M. Paulo Nunes
Quando comecei a
lecionar Português e Literatura Portuguesa, no Liceu e na Faculdade de
Filosofia, fiz com o maior encantamento as primeiras leituras dos poetas
provençais ou da chamada poesia trovadoresca, que foi a rigor a primeira
manifestação literária de Portugal e era um tipo de poesia que nascia
praticamente com o Reino ou com a Nação, se assim o quiserem, para dar forma
mais extensiva a este conceito.
Encantei-me assim
com a simplicidade das cantigas de amor e das cantigas de amigo, quando amantes
e amadas, em formas singelas e breves, comunicam seus transportes amorosos.

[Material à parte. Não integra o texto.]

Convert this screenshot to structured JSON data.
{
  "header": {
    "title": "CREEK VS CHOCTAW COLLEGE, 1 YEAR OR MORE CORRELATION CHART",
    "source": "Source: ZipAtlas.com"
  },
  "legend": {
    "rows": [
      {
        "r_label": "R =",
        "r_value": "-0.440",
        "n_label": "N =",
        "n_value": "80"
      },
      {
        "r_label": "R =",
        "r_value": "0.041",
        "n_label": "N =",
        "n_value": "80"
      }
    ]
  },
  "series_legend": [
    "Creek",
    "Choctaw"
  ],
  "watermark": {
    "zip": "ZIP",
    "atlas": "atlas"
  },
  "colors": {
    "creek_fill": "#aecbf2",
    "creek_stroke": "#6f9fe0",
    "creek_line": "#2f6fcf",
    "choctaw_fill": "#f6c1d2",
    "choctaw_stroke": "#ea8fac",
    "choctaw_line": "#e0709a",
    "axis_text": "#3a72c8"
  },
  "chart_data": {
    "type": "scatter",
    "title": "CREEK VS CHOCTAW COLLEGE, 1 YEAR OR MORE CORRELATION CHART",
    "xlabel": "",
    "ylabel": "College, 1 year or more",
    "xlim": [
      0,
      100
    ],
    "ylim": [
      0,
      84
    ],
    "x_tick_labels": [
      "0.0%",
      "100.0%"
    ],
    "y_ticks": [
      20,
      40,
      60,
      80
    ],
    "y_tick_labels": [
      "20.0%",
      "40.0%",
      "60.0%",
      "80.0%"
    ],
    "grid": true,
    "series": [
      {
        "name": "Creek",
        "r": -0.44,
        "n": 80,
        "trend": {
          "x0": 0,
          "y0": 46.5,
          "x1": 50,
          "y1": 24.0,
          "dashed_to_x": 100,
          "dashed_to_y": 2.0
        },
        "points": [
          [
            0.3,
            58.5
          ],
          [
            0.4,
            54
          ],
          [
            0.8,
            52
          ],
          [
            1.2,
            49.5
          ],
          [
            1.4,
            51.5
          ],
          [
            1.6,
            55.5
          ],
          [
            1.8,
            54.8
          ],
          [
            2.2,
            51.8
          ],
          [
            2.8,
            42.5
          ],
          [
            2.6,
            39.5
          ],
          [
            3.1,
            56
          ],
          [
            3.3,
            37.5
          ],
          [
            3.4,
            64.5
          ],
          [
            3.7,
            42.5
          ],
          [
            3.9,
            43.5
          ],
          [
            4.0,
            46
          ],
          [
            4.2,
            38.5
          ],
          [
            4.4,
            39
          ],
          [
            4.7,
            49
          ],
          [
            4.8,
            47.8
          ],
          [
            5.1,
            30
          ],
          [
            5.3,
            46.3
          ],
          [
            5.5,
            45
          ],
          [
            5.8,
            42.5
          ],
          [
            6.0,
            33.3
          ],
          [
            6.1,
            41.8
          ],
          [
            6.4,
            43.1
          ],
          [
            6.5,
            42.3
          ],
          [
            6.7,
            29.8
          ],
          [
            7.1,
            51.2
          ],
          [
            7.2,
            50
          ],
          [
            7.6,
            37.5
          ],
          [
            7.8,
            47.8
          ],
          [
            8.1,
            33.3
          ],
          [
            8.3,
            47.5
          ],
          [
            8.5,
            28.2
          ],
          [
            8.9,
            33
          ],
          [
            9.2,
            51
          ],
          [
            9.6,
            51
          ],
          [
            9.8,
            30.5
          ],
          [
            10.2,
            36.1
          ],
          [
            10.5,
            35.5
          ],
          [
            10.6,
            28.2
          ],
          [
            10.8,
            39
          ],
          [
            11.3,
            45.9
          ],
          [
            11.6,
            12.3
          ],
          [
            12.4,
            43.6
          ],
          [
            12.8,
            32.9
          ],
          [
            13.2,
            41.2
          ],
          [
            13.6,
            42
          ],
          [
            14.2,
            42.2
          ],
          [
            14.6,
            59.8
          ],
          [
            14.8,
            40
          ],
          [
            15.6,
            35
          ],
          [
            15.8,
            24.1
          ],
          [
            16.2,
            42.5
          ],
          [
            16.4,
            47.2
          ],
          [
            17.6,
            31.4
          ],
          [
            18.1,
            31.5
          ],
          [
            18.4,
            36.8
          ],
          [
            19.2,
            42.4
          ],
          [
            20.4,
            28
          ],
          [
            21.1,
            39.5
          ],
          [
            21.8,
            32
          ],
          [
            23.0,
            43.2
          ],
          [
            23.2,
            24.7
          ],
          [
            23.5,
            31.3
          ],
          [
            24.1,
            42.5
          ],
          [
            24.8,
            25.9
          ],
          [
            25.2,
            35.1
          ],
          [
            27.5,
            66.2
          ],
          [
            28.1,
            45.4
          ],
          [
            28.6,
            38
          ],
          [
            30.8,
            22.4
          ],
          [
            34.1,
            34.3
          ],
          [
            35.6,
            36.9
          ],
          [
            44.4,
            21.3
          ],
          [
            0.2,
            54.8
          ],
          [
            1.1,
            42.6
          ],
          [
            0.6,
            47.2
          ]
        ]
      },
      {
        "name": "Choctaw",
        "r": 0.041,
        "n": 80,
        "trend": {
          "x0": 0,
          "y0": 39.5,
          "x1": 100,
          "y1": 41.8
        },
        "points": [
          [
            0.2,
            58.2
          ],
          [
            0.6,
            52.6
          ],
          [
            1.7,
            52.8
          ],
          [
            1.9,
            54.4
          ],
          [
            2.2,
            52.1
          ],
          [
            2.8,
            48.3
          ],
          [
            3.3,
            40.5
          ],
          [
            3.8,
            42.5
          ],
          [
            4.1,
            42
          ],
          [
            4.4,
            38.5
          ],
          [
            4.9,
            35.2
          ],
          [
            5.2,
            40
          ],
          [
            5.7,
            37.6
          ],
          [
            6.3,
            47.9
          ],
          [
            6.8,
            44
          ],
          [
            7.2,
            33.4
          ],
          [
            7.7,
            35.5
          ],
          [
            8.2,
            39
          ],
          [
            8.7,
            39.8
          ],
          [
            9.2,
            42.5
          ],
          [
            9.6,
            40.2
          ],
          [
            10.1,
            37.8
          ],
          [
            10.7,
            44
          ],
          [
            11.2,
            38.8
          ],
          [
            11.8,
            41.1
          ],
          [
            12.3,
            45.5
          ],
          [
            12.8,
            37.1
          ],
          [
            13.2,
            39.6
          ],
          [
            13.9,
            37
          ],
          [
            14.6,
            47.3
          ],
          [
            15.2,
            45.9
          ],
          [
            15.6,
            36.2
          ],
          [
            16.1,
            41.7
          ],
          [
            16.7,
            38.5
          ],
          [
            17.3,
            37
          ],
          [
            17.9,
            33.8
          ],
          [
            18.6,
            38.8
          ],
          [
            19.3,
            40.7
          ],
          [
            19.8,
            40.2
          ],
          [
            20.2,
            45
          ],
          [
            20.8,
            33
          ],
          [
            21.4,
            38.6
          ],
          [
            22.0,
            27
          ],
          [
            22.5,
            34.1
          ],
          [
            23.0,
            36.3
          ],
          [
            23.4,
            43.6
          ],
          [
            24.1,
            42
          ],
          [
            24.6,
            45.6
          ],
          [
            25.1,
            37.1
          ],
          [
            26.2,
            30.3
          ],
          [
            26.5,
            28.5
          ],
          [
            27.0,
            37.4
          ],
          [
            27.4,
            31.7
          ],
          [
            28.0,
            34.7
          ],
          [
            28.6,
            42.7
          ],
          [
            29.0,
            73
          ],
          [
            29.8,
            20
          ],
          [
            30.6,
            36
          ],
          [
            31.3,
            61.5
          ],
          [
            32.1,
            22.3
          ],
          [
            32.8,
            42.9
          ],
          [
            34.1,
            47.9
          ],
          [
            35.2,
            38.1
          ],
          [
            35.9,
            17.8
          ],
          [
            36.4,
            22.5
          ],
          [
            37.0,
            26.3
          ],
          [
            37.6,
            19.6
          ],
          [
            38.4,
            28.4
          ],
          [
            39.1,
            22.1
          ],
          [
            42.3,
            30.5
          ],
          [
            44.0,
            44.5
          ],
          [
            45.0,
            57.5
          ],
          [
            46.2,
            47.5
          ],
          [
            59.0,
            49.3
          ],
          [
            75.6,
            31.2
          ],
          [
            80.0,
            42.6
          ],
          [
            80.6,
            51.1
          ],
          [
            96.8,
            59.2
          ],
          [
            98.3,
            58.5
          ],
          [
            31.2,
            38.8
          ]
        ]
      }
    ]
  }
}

Igualmente, nas barcarolas, nas cantigas de romaria e noutras formas de
manifestação daquele lirismo o sentimento amoroso se estende à paisagem,
tornando-a igualmente partícipe daquelas manifestações sentimentais. Isto
marcaria fundamente à minha concepção do universo poético.
Foi este mesmo
sentimento que encontrei depois, com a ampliação das leituras dos grandes
poetas da língua, como Camões, Bocage, Garrett, Gonçalves Dias (veja-se a
simplicidade da “Canção do Exílio”), Drummond, Bandeira, Vinicius de Moraes,
João Cabral de Melo Neto.
É este sentimento
pelas coisas simples ou pelos temas do cotidiano que encontro na poesia de José
do Rego Lobão, que reuniu no livro Atalhos toda a emoção e toda a
sensibilidade do seu universo poético, inclusive pela recorrência às formas
tradicionais do verso, como a redondilha (maior e menor) que vem de lá, do
lirismo provençal, até o soneto, a balada, a canção, formas também vetustas de
expressão poética, para igualmente expressar sentimentos embrionários, como o
da morte do pai, os recantos mais ricos de emoção da terra natal, a alma
simples de um perpétuo enamorado da vida.
O sensível
despojamento de sua forma poética nos leva a uma reflexão do velho Eça nas Cartas
Inéditas de Fradique Mendes “...Só os termos simples usuais, banais,
correspondendo às cousas ao sentimento, à modalidade simples não envelhecem
(...) O homem, mentalmente, pensa em resumo e com simplicidade, nos termos mais
banais e usuais. Termos complicados são já um esforço de literatura – e quanto
menos literatura se puser numa obra de arte, mais ela durará, por isso mesmo
que a linguagem literária envelhece e só a humana perdura.”
Esta a alta lição
que nos dá o sentimento poético que nos transmite José Lobão, neste seu livro
de estréia, que esperamos se multiplique em novas produções para alegria e
deleite dos seus leitores.
A obra contém ainda
uma parte em prosa, constante de dois discursos: um de posse, como deputado à
nossa Assembléia Legislativa, onde realizaria carreira brilhante, e outro,
proferido na Academia Piauiense de Letras, associando-se, em nome de sua
família, às manifestações acadêmica na homenagem ao excelso poeta Martins Napoleão,
pelo centenário de seu nascimento, em março de 2003. Também a ela se integra
uma narrativa sobre uma lenda colhida em seus pagos, “A lenda da mulher nua”,
com a urdidura perfeita e o pleno domínio do assunto, que é dos mais
fascinantes.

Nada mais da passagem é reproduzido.